Wie schlimm steht es um die Artenvielfalt konkret?
Wenn man beobachtet, wie sich die Bestände der Säugetiere, Vögel, Fische, Reptilien und Amphibien entwickeln, ist das wachsende Risiko ganz offensichtlich: Wir haben weltweit zwei Drittel weniger Tiere als noch im Jahr 1970. Bei den Insekten sind die Zahlen im gleichen Zeitraum um mehr als 75 Prozent eingebrochen – und das allein in Deutschland. Das Artensterben beschleunigt die Erderhitzung und umgekehrt. Langfristig kann die Dimension des Artensterbens das Problem der Klimakrise sogar übertreffen.

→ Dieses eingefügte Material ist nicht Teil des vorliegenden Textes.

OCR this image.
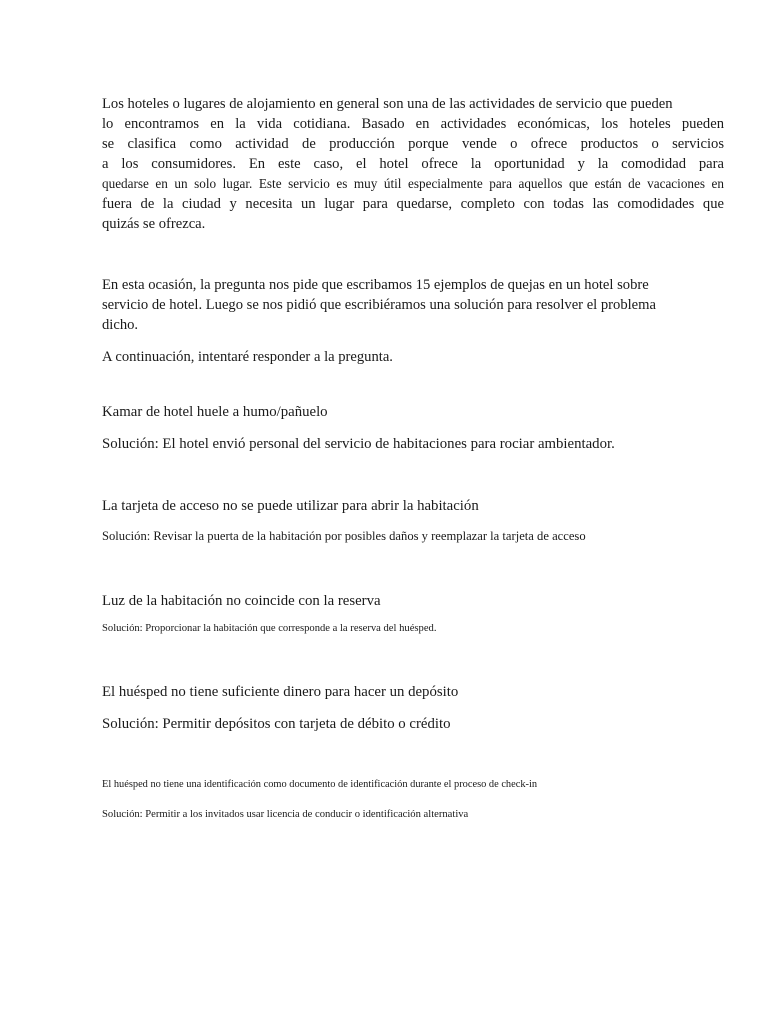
Los hoteles o lugares de alojamiento en general son una de las actividades de servicio que pueden

lo encontramos en la vida cotidiana. Basado en actividades económicas, los hoteles pueden

se clasifica como actividad de producción porque vende o ofrece productos o servicios

a los consumidores. En este caso, el hotel ofrece la oportunidad y la comodidad para

quedarse en un solo lugar. Este servicio es muy útil especialmente para aquellos que están de vacaciones en

fuera de la ciudad y necesita un lugar para quedarse, completo con todas las comodidades que

quizás se ofrezca.

En esta ocasión, la pregunta nos pide que escribamos 15 ejemplos de quejas en un hotel sobre

servicio de hotel. Luego se nos pidió que escribiéramos una solución para resolver el problema

dicho.

A continuación, intentaré responder a la pregunta.

Kamar de hotel huele a humo/pañuelo

Solución: El hotel envió personal del servicio de habitaciones para rociar ambientador.

La tarjeta de acceso no se puede utilizar para abrir la habitación

Solución: Revisar la puerta de la habitación por posibles daños y reemplazar la tarjeta de acceso

Luz de la habitación no coincide con la reserva

Solución: Proporcionar la habitación que corresponde a la reserva del huésped.

El huésped no tiene suficiente dinero para hacer un depósito

Solución: Permitir depósitos con tarjeta de débito o crédito

El huésped no tiene una identificación como documento de identificación durante el proceso de check-in

Solución: Permitir a los invitados usar licencia de conducir o identificación alternativa
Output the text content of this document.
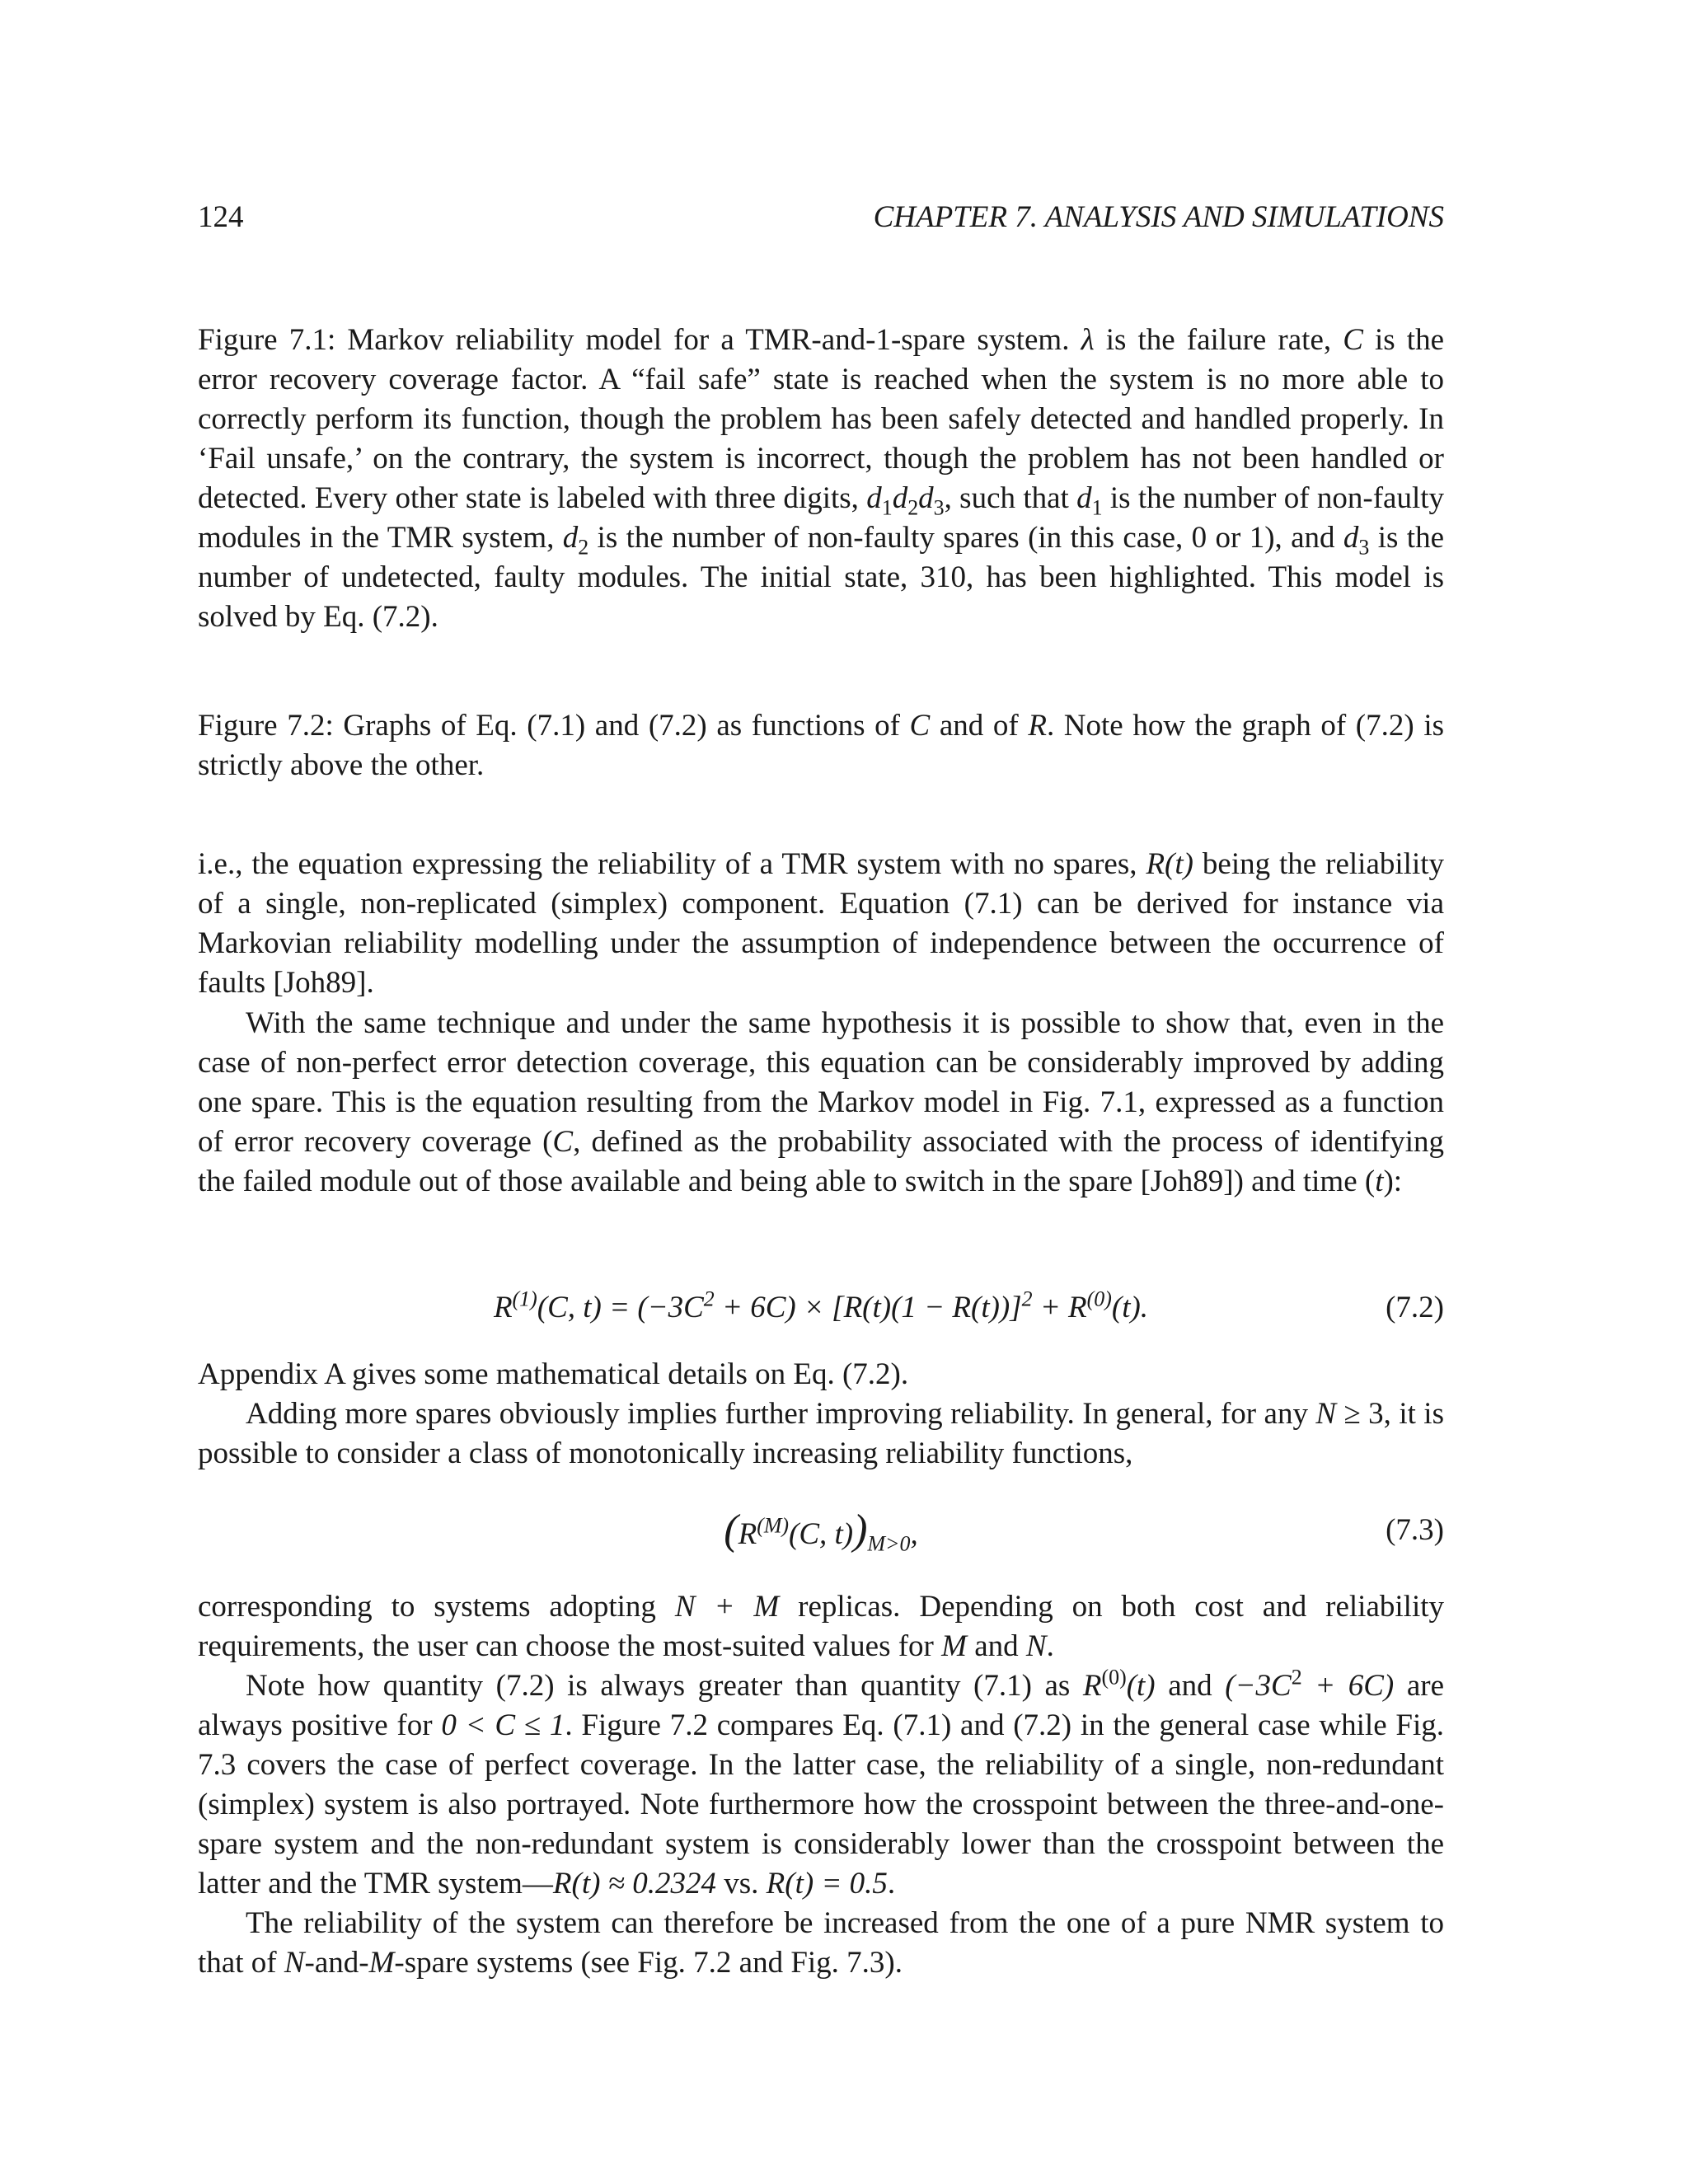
124	CHAPTER 7. ANALYSIS AND SIMULATIONS
Figure 7.1: Markov reliability model for a TMR-and-1-spare system. λ is the failure rate, C is the error recovery coverage factor. A “fail safe” state is reached when the system is no more able to correctly perform its function, though the problem has been safely detected and handled properly. In ‘Fail unsafe,’ on the contrary, the system is incorrect, though the problem has not been handled or detected. Every other state is labeled with three digits, $d_1d_2d_3$, such that $d_1$ is the number of non-faulty modules in the TMR system, $d_2$ is the number of non-faulty spares (in this case, 0 or 1), and $d_3$ is the number of undetected, faulty modules. The initial state, 310, has been highlighted. This model is solved by Eq. (7.2).
Figure 7.2: Graphs of Eq. (7.1) and (7.2) as functions of C and of R. Note how the graph of (7.2) is strictly above the other.
i.e., the equation expressing the reliability of a TMR system with no spares, R(t) being the reliability of a single, non-replicated (simplex) component. Equation (7.1) can be derived for instance via Markovian reliability modelling under the assumption of independence between the occurrence of faults [Joh89].
With the same technique and under the same hypothesis it is possible to show that, even in the case of non-perfect error detection coverage, this equation can be considerably improved by adding one spare. This is the equation resulting from the Markov model in Fig. 7.1, expressed as a function of error recovery coverage (C, defined as the probability associated with the process of identifying the failed module out of those available and being able to switch in the spare [Joh89]) and time (t):
$R^{(1)}(C$, $t) = (-3C^2 + 6C) \times [R(t)(1 - R(t))]^2 + R^{(0)}(t)$.	(7.2)
Appendix A gives some mathematical details on Eq. (7.2).
Adding more spares obviously implies further improving reliability. In general, for any N ≥ 3, it is possible to consider a class of monotonically increasing reliability functions,
($R^{(M)}(C$, $t))_{M>0}$,	(7.3)
corresponding to systems adopting N + M replicas. Depending on both cost and reliability requirements, the user can choose the most-suited values for M and N.
Note how quantity (7.2) is always greater than quantity (7.1) as $R^{(0)}(t)$ and $(-3C^2 + 6C)$ are always positive for 0 < C ≤ 1. Figure 7.2 compares Eq. (7.1) and (7.2) in the general case while Fig. 7.3 covers the case of perfect coverage. In the latter case, the reliability of a single, non-redundant (simplex) system is also portrayed. Note furthermore how the crosspoint between the three-and-one-spare system and the non-redundant system is considerably lower than the crosspoint between the latter and the TMR system—R(t) ≈ 0.2324 vs. R(t) = 0.5.
The reliability of the system can therefore be increased from the one of a pure NMR system to that of N-and-M-spare systems (see Fig. 7.2 and Fig. 7.3).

Welche Tiere sind besonders betroffen?
Beispielsweise lebten in den Regenwäldern Westafrikas vor wenigen Jahren noch Tausende Gorillas, jetzt sind nur noch sehr wenige übrig. Auch die Bestände der Amazonasdelfine schrumpfen schneller als bei fast jeder anderen Art. Der Tierschwund greift aber auch in Europa um sich: Hier haben wir zum Beispiel innerhalb von rund vierzig Jahren mehr als die Hälfte der Feldlerchen verloren. Das ist dramatisch.
Schon immer sind einige Arten ausgestorben und andere hinzugekommen. Wie unterscheidet sich die jetzige Situation davon?
Das natürliche Aussterben verläuft sehr langsam und auf einem geringen Niveau – es ist die Grundlage der Evolution. Das heutige Massensterben hat damit nichts zu tun: Wissenschaftler schätzen, dass die Sterberate aktuell bis zu 1000-fach höher ist als normal.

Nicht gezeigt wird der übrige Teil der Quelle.